Ready for an internal renewal? This week’s featured classes will restore and balance your body, mind and spirit so you can renew your commitment to your wellness, to your heart and to yourself.
- Detox for a Vibrant Spring with Sianna Sherman: Clear away the dross, flush out your organs and revitalize in this Spring detox flow. Special focus on standing twisting poses to pump lymph in the legs and rinse the organs. Get ready for a vibrant and healthy spring of creativity. Slower tempo with a focus on alignment and then building a progressive flow of twisting poses from standing to seated to a surprise inversion. Props Needed: A block.
- Spring Tune Up with Amy Ippoliti: Go back to the basics of form and alignment with this simple practice that touches on a variety of fundamental poses. Whether you are new to yoga or more seasoned and ready to polish up your basics, this one’s for you.
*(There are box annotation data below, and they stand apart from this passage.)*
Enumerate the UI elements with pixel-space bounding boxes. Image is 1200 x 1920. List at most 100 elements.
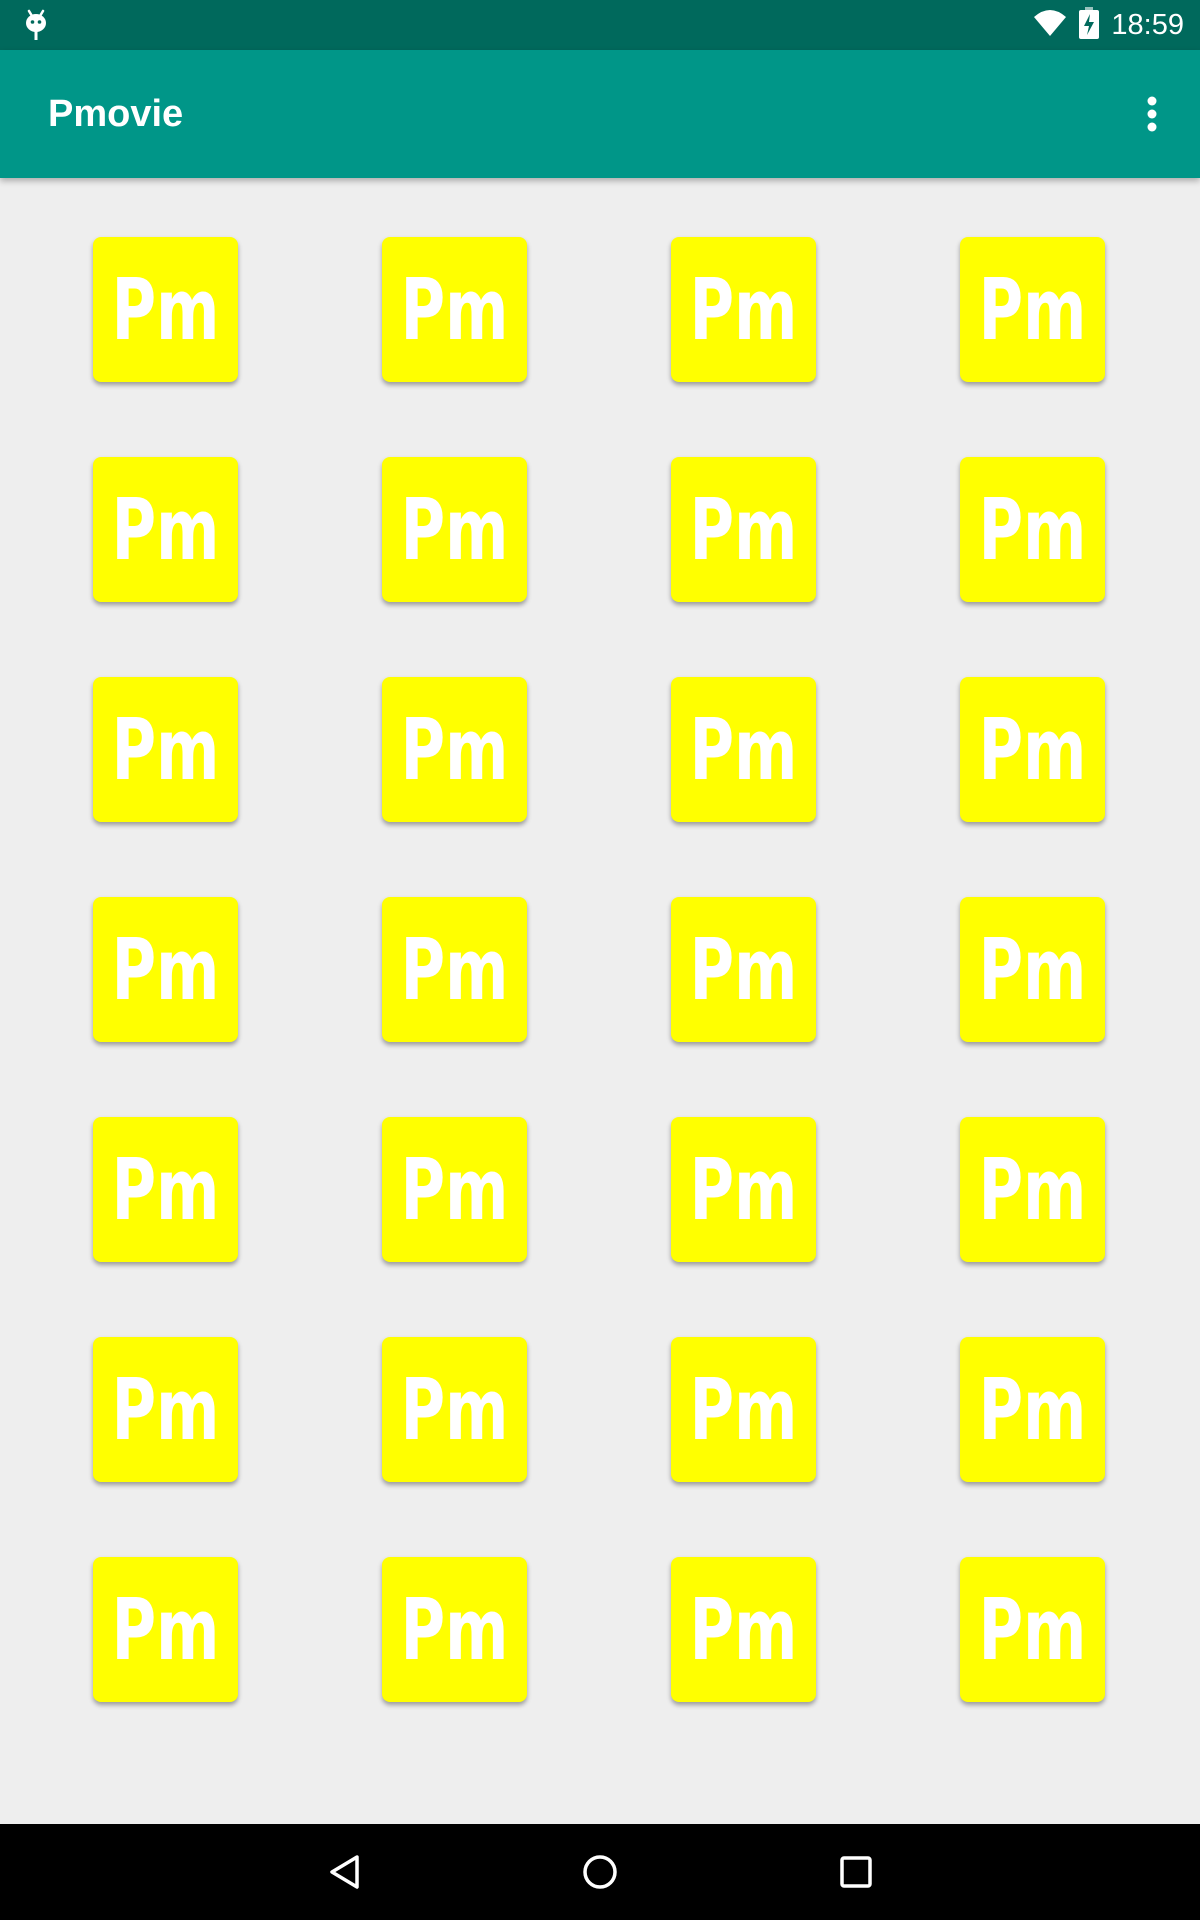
poster-logo-text: Pm <box>979 1141 1087 1240</box>
wifi-icon <box>1033 9 1067 42</box>
status-time: 18:59 <box>1111 9 1184 41</box>
poster-logo: Pm <box>960 1777 1105 1790</box>
poster-logo-text: Pm <box>690 701 798 800</box>
navigation-bar <box>0 1824 1200 1920</box>
movie-poster[interactable]: Pm <box>671 897 816 1042</box>
poster-logo-text: Pm <box>401 1581 509 1680</box>
more-vert-icon[interactable] <box>1122 84 1182 144</box>
recents-icon[interactable] <box>826 1842 886 1902</box>
movie-poster[interactable]: Pm <box>671 1777 816 1790</box>
poster-logo: Pm <box>401 1141 509 1240</box>
movie-poster[interactable]: Pm <box>382 677 527 822</box>
poster-logo: Pm <box>112 701 220 800</box>
poster-logo: Pm <box>401 701 509 800</box>
movie-poster[interactable]: Pm <box>960 237 1105 382</box>
movie-poster[interactable]: Pm <box>93 1777 238 1790</box>
grid-cell: Pm <box>21 457 310 677</box>
movie-poster[interactable]: Pm <box>93 237 238 382</box>
poster-logo: Pm <box>690 1581 798 1680</box>
movie-poster[interactable]: Pm <box>960 1337 1105 1482</box>
grid-cell: Pm <box>599 1557 888 1760</box>
poster-logo-text: Pm <box>690 1141 798 1240</box>
poster-logo: Pm <box>690 1141 798 1240</box>
poster-logo-text: Pm <box>401 701 509 800</box>
home-icon[interactable] <box>570 1842 630 1902</box>
poster-logo: Pm <box>690 1361 798 1460</box>
poster-logo-text: Pm <box>401 1141 509 1240</box>
battery-charging-icon <box>1079 6 1100 44</box>
poster-logo: Pm <box>401 1581 509 1680</box>
movie-poster[interactable]: Pm <box>93 1337 238 1482</box>
movie-poster[interactable]: Pm <box>93 1557 238 1702</box>
grid-cell: Pm <box>599 897 888 1117</box>
movie-poster[interactable]: Pm <box>93 457 238 602</box>
movie-poster[interactable]: Pm <box>960 677 1105 822</box>
poster-logo-text: Pm <box>979 481 1087 580</box>
poster-logo: Pm <box>690 921 798 1020</box>
grid-cell: Pm <box>888 677 1177 897</box>
movie-poster[interactable]: Pm <box>671 237 816 382</box>
poster-logo: Pm <box>979 1361 1087 1460</box>
movie-poster[interactable]: Pm <box>960 1117 1105 1262</box>
grid-cell: Pm <box>310 1117 599 1337</box>
movie-poster[interactable]: Pm <box>382 897 527 1042</box>
grid-cell: Pm <box>21 1117 310 1337</box>
movie-poster[interactable]: Pm <box>382 1777 527 1790</box>
grid-cell: Pm <box>21 237 310 457</box>
android-debug-icon <box>24 8 48 42</box>
poster-logo-text: Pm <box>979 921 1087 1020</box>
grid-cell: Pm <box>310 677 599 897</box>
grid-cell: Pm <box>888 1557 1177 1760</box>
movie-poster[interactable]: Pm <box>382 457 527 602</box>
movie-poster[interactable]: Pm <box>382 1117 527 1262</box>
grid-cell: Pm <box>310 1557 599 1760</box>
movie-poster[interactable]: Pm <box>671 1337 816 1482</box>
grid-cell: Pm <box>599 677 888 897</box>
poster-logo: Pm <box>671 1777 816 1790</box>
poster-logo-text: Pm <box>401 261 509 360</box>
poster-logo-text: Pm <box>979 261 1087 360</box>
movie-poster[interactable]: Pm <box>671 677 816 822</box>
movie-poster[interactable]: Pm <box>671 1557 816 1702</box>
movie-poster[interactable]: Pm <box>382 237 527 382</box>
poster-logo: Pm <box>93 1777 238 1790</box>
poster-logo-text: Pm <box>112 1361 220 1460</box>
back-icon[interactable] <box>314 1842 374 1902</box>
poster-logo: Pm <box>382 1777 527 1790</box>
movie-poster[interactable]: Pm <box>93 897 238 1042</box>
poster-logo-text: Pm <box>690 921 798 1020</box>
grid-cell: Pm <box>310 237 599 457</box>
movie-poster[interactable]: Pm <box>382 1337 527 1482</box>
grid-cell: Pm <box>21 897 310 1117</box>
poster-logo: Pm <box>112 1141 220 1240</box>
grid-cell: Pm <box>599 1117 888 1337</box>
poster-logo: Pm <box>979 921 1087 1020</box>
movie-poster[interactable]: Pm <box>671 457 816 602</box>
movie-grid[interactable]: Pm Pm Pm Pm Pm Pm Pm Pm Pm Pm Pm Pm Pm Pm Pm Pm Pm Pm Pm Pm… <box>0 178 1200 1790</box>
poster-logo: Pm <box>401 481 509 580</box>
poster-logo-text: Pm <box>690 261 798 360</box>
movie-poster[interactable]: Pm <box>93 677 238 822</box>
poster-logo-text: Pm <box>112 261 220 360</box>
grid-cell: Pm <box>310 897 599 1117</box>
grid-cell: Pm <box>599 237 888 457</box>
poster-logo: Pm <box>112 261 220 360</box>
movie-poster[interactable]: Pm <box>93 1117 238 1262</box>
poster-logo: Pm <box>690 481 798 580</box>
movie-poster[interactable]: Pm <box>960 1557 1105 1702</box>
poster-logo-text: Pm <box>112 481 220 580</box>
movie-poster[interactable]: Pm <box>960 897 1105 1042</box>
poster-logo-text: Pm <box>979 1581 1087 1680</box>
movie-poster[interactable]: Pm <box>960 1777 1105 1790</box>
poster-logo: Pm <box>979 701 1087 800</box>
grid-cell: Pm <box>888 237 1177 457</box>
poster-logo: Pm <box>690 701 798 800</box>
movie-poster[interactable]: Pm <box>671 1117 816 1262</box>
poster-logo-text: Pm <box>979 701 1087 800</box>
grid-cell: Pm <box>599 1337 888 1557</box>
movie-poster[interactable]: Pm <box>382 1557 527 1702</box>
grid-cell: Pm <box>599 1777 888 1790</box>
poster-logo-text: Pm <box>690 1581 798 1680</box>
status-bar: 18:59 <box>0 0 1200 50</box>
movie-poster[interactable]: Pm <box>960 457 1105 602</box>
Have two blocks, a blanket and a wall.
- Spring Detox with Elena Brower: Spring Detox: twist-centric practice geared towards making space and fullness in your emotional and physical body in order to enable you to release any doubt, fear or frustration from your world. Standing twists, hip openers, backbends, savasana and brief meditation
- Spring Awake with Giselle Mari: We all need a little awakening from time to time. What better time than Spring to be reminded of our possibilities? Wake up what has been dormant with thigh and hamstring openers, balancing poses and twists. Props Needed: A block, blanket and a strap.
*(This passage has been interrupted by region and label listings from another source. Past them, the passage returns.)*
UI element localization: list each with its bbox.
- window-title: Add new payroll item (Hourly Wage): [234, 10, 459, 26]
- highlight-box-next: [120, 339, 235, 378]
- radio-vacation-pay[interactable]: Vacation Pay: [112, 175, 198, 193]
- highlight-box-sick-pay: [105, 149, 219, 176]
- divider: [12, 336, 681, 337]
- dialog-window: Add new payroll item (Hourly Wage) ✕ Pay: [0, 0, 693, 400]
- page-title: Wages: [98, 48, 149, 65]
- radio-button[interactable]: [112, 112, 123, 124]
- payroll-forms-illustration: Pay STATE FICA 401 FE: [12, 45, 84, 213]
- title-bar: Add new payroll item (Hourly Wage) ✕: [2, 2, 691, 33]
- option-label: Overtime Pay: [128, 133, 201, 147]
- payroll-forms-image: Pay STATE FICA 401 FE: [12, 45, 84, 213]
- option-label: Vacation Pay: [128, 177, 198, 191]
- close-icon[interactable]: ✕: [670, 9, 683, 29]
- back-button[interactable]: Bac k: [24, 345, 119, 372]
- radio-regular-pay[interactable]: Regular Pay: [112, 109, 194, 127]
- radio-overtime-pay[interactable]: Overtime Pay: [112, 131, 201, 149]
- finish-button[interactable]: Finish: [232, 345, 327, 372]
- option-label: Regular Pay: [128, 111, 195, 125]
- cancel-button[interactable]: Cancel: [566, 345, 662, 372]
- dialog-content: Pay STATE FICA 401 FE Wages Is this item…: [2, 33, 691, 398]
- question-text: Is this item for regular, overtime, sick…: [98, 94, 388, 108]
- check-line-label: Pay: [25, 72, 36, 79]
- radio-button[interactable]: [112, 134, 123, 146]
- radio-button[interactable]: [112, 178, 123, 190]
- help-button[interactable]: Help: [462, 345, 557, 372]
- Catalyst for Renewal with Claire Missingham: In Ayurveda, routine, ritual and process are important for creating health and balance. For instance, creating an evening routine to establish good sleep patterns or waking early for pranayama and meditation practice at dawn. Similarly, sometimes we need to allow ourselves to undo habits as well, perhaps we may get stuck or not challenge ourselves enough, especially when it’s cold outside. By acknowledging how we need to create change, the yoga practice can be the catalyst for renewal. Inspired by the urge to change things up, so we don’t become stuck in our practice or in our lives. This freeing and enlivening class of detailed alignment, specific hand positions in poses (mudra), breathing techniques (pranayama) and kriyas for an inspired multi-dimensional Vinyasa Flow. This yoga practice uses intelligent, creative and disciplined sequences, that unravel repetitive patterns and leave you feeling free and refreshed. We do variations of arm positions and transitions between poses and become more aware of using alternative clasps of the hands and fingers. This will free up the 14 main joints in the body, and open the spine in all 3 planes of movement (saggital, coronal and transverse).
- Renew, Restore, Rebuild with Twists with Tara Judelle: Using slow steady twisting poses ranging from Standing to Seated, this class mindfully uses the two halves of the body to unwind the center and rebalance the nervous system.
- Yoga Nidra for Healing & Inspiration with Rod Stryker: Deep rest is key to healing and rejuvenation as well as improved focus. Enjoy this twenty minute Yoga Nidra session, the ancient yogic science of relaxation, and experience how twenty minutes of guided, systematic, relaxation practice can replenish and renew you. Use it to start your day, rest in the middle of it, or just before falling asleep and unlock your innate capacity for healing, inspiration, and peace. Props Suggested: Blanket to lay on or cover up with. Blanket or pillow for head, Bolster under the knees.